Software Designed for Motif and motif module discovery in high-throughput sequencing data sets

SIOMICS 2.0 Manual

1.Prerequisites
In order to use this software, you should get the following things ready:

(1) You need to have python installed (Python 2 or Python 3).
You can download Python from here .
Besides,you need Tkinter (Python 2) or tkinter (Python 3) module to enable the GUI.
For Windows users, the module was already included in the windows Python installer.( link )
For Linux users, please see here for installation instructions.

(2)You would also have to install Java Runtime Environment.
You can check here for installation instructions.
The software will check the Java version installed. Both Java 6 and Jave 7 Runtime Environment should be OK. But,we recommend to upgrade your java to java 7 to avoid any potential problems.

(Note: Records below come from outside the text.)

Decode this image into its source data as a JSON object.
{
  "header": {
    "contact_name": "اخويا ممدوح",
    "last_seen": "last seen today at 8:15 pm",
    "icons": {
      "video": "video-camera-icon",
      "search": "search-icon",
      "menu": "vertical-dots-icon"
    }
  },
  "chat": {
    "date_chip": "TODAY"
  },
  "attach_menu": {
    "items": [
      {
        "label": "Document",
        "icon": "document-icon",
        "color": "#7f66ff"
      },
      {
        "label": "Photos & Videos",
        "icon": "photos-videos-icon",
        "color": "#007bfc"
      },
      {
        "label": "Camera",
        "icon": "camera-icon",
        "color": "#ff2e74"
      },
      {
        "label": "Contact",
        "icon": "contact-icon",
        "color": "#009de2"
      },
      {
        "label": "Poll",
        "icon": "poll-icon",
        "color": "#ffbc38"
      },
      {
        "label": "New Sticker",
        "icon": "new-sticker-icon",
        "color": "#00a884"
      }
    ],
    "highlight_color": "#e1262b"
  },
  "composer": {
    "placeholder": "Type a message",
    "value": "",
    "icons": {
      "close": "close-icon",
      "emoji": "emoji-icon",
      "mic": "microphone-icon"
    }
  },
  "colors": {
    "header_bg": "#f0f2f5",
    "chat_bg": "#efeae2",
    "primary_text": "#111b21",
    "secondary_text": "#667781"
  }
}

(3) You may also need to configure the Environment Variable for running java and python
A. For configuring Java Environment Variable, you can see here for instructions.
B. For configuring Python paths, you might see here for help.

2.Paramters
(1) Description of parameters

python SIOMICS.py

(2) Recommended parameters for SIOMICS Note: If you can not get desired outputs under this recommended parameters, you might change those parameters based on your specific needs. For example, if 1% of total sequences is much larger than 100 (support too large), it might be good to use 100 instead of 1%. If 1% of total sequences is even smaller than 3 (support too small), it might be good to use 3 as the support. Anyway, the users can always adjust the supports based on their specific application conditions.
3. Software Usage

The following example shows you how to use the SIOMICS (both command line and GUI).
(1) Command line example
For example, if we want to identify motifs with length=8 from the provided "example_seq" dataset under the "example" directory . We can use the following command:
python SIOMICS.py -i example/example_seq -o example_output -w 8 -s 20 -c 0.01 -r 20 -m 100 -e 1 -t 0 -y 0

The meaning of the above parameters:
Try to identify motifs with length =8, corrected p-value < 0.01. The motifs need to co-occur at least 20 times to be claimed as modules. The maximal number of predicted motifs =100. The maximal iterations =20.
Note:The format of input sequence is the FASTA format.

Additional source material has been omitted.